This module creates a lambda which generates a secret value and stores the value in SSM. The module requires npm to be installed.
Once the lambda generated by this module is in place, the lambda can be used as part of a solution to generate secrets and store them in SSM. This is achieved by using this module in conjunction with the aws-secret module. The benefit of this approach is that secrets can be managed by Infrastructure as code (IaC) and secrets will never be leaked into the remote state or the CI/CD tooling context. The Lambda supports importing of existing secrets into IaC.
This module creates a Lambda which processes the required events for a CloudFormation custom resource , the custom resource events which follow a CRUD like operation are mapped to a secret. So the create event populates the secret in SSM and delete removes the secret for example.
Then, the aws-secret module creates a CloudFormation stack which sets up the custom resource. When its created for the first time the secret will be populated in SSM and the CloudFormation stack will be added to the Terraform remote state. Thereafter the secret is managed in the normal way Terraform modules are managed. If the reference to the secret using the module is removed it will cascade the Terraform destroy to the CloudFormation stack which in term triggers a delete event to the custom resource which invokes the Lambda with a delete event.
See the below diagram which outlines the creation of a secret.

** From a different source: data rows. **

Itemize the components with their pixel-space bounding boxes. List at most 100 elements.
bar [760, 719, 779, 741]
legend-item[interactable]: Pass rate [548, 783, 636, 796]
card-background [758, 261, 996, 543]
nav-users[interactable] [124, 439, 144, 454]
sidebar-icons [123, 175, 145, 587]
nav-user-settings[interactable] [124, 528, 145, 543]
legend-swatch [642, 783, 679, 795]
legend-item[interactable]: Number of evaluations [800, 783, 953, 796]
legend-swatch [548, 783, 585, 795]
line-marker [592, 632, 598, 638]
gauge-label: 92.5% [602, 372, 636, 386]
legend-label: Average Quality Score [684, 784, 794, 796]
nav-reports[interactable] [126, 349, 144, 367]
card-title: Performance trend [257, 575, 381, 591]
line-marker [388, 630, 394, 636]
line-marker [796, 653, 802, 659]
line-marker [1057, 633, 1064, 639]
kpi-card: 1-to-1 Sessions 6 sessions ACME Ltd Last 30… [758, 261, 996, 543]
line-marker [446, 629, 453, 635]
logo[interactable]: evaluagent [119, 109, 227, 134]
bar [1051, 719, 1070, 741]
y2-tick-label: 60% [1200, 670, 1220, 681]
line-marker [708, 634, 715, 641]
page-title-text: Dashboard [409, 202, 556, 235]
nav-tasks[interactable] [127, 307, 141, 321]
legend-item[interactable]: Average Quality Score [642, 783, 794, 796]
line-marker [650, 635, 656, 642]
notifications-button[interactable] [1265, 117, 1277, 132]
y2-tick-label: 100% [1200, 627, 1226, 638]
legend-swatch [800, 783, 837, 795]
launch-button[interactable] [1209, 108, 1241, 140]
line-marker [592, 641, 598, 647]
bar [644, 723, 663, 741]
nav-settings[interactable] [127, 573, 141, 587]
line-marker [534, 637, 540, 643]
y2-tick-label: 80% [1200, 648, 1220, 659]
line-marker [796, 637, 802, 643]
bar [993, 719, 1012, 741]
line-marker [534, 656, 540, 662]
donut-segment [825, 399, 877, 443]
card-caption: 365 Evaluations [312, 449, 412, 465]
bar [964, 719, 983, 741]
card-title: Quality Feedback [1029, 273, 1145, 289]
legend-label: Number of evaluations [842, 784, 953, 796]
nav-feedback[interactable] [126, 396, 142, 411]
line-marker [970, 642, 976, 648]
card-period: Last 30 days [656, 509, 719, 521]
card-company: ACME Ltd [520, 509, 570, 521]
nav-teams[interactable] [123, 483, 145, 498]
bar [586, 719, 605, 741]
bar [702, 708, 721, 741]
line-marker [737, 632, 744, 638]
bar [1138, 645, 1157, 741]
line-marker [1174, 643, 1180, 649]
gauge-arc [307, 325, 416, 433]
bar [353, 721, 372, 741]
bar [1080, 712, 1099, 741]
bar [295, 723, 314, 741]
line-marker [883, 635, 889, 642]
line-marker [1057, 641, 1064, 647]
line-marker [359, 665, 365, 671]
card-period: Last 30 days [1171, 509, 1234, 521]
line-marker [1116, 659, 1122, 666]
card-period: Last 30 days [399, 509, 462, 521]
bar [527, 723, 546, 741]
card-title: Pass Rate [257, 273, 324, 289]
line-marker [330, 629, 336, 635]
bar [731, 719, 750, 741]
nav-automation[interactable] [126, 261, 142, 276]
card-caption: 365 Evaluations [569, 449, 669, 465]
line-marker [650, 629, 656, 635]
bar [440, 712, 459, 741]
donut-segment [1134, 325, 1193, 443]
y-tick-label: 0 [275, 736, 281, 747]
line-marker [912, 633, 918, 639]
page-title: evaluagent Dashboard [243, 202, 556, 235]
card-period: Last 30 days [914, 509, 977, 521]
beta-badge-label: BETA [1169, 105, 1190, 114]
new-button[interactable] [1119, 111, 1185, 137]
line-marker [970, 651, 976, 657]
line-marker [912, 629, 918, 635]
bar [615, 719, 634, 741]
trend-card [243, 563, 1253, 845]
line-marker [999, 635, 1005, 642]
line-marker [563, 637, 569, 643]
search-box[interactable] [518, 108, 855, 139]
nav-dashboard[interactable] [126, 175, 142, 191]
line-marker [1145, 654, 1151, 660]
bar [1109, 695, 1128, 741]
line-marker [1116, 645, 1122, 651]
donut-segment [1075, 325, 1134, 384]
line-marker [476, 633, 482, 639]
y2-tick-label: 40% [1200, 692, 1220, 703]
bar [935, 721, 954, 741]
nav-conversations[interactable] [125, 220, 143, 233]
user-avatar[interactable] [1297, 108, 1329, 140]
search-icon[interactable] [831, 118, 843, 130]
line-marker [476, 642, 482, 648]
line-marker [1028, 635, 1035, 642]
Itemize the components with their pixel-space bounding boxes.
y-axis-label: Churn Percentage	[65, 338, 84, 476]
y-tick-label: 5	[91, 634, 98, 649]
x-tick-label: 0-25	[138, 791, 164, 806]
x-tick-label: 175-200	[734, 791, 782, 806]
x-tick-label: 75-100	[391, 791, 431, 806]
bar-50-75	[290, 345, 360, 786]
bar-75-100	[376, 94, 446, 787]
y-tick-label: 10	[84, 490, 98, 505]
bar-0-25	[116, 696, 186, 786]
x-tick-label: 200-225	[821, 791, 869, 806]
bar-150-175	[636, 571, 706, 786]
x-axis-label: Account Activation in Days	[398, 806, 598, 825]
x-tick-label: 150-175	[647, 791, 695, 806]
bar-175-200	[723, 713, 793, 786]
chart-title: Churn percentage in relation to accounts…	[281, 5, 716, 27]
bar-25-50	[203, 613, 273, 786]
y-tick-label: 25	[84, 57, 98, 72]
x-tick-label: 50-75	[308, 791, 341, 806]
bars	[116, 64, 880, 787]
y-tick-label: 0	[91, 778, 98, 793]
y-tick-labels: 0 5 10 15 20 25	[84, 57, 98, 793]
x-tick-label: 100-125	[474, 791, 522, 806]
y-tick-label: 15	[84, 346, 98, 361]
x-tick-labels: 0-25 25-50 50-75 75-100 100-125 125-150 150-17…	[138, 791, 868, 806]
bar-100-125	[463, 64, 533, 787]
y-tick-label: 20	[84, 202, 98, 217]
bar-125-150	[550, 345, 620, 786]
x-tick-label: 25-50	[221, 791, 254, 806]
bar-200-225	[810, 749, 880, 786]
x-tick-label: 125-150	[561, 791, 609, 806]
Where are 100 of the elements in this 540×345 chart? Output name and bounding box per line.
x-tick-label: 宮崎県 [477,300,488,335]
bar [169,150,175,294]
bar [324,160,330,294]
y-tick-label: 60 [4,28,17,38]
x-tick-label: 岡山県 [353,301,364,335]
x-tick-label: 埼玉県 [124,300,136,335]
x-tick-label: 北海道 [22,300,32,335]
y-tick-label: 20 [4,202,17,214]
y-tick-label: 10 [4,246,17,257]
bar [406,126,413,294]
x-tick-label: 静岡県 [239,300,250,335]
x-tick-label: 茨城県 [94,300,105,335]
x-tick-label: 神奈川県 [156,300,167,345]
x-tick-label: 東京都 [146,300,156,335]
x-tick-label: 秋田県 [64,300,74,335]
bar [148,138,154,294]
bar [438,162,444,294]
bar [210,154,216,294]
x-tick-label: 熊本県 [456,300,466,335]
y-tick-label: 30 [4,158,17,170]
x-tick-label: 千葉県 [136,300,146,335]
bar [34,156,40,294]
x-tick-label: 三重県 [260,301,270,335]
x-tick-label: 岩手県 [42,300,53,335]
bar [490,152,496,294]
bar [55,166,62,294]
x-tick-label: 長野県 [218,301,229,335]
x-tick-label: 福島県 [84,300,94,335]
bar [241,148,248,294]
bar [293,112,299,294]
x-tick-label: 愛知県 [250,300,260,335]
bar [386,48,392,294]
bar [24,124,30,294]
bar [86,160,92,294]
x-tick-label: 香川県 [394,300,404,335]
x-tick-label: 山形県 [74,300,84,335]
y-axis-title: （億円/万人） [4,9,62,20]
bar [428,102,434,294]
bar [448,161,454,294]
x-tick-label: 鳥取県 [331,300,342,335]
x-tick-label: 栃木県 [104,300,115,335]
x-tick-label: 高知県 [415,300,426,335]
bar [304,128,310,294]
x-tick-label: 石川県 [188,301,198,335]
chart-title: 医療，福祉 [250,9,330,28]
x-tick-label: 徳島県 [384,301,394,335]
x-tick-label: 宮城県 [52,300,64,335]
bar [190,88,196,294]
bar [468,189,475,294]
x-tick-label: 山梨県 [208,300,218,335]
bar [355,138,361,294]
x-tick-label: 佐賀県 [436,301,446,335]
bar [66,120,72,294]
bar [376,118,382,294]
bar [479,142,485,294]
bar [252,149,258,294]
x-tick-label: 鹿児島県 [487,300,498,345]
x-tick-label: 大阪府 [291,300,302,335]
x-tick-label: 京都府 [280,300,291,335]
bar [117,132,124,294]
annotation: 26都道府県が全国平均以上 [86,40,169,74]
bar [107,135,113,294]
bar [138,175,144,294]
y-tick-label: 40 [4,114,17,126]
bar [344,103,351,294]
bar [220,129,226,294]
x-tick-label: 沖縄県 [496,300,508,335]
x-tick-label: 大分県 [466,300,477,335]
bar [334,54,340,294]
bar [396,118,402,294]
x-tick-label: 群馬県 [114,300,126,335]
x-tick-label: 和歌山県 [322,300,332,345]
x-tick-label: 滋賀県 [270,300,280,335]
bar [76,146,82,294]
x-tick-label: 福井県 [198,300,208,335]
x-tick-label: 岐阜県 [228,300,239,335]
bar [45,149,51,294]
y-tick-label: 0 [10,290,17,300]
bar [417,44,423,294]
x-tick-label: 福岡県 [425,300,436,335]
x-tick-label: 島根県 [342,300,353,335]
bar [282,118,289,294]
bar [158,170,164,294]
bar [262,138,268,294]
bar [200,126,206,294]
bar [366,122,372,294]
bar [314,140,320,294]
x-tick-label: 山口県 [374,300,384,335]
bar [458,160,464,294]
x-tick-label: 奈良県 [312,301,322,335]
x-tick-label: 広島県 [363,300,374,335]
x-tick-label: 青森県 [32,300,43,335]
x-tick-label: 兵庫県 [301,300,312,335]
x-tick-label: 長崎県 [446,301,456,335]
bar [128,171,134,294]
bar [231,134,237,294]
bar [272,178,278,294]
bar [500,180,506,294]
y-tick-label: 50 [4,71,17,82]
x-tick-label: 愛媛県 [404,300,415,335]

| Name | Description | Type | Default | Required |
|---|---|---|---|---|
| lambda_name | Name given to the Lambda which generates secrets | string |
"ssm-secret-generator" |
no |
| namespace | Namespace used for the Lambda, this is used for tagging and within the Lambda name | string |
n/a | yes |
| stage | The stage of the distribution - (dev, staging etc). | string |
n/a | yes |
| tags | Tags applied to the distribution, these should follow what is defined here. | map(string) |
n/a | yes |
| Name | Description |
|---|---|
| lambda_name | Name given to the lambda |
The below example use the aws-secret module.
The region is inferred from the AWS credentials.
module "lambda_secrets_generator" {
source = "Adaptavist/secret-generator/module"
version = "2.0.0"
namespace = "test"
lambda_name = "ssm-secret-generator-${random_string.random.result}"
stage = local.stage
tags = local.tags
}
module "single_parameter" {
source = "Adaptavist/aws-secret/module"
version = "1.3.2"
secret_lambda_function_name = module.lambda_secrets_generator.lambda_name
secret_ssm_path = var.positive_test_ssm_parameter_name
tags = local.tags
stage = local.stage
depends_on = [
module.lambda]
}Version 1.4.0 introduced multi-region support which was flawed and subsequently removed in version 2.0.0
Additionally version 2.0.0 changed the PhysicalResourceId returned to Cloudformation so its incompatible with version 1.x.x and upgrading the module in-place will cause deletion of SSM parameters.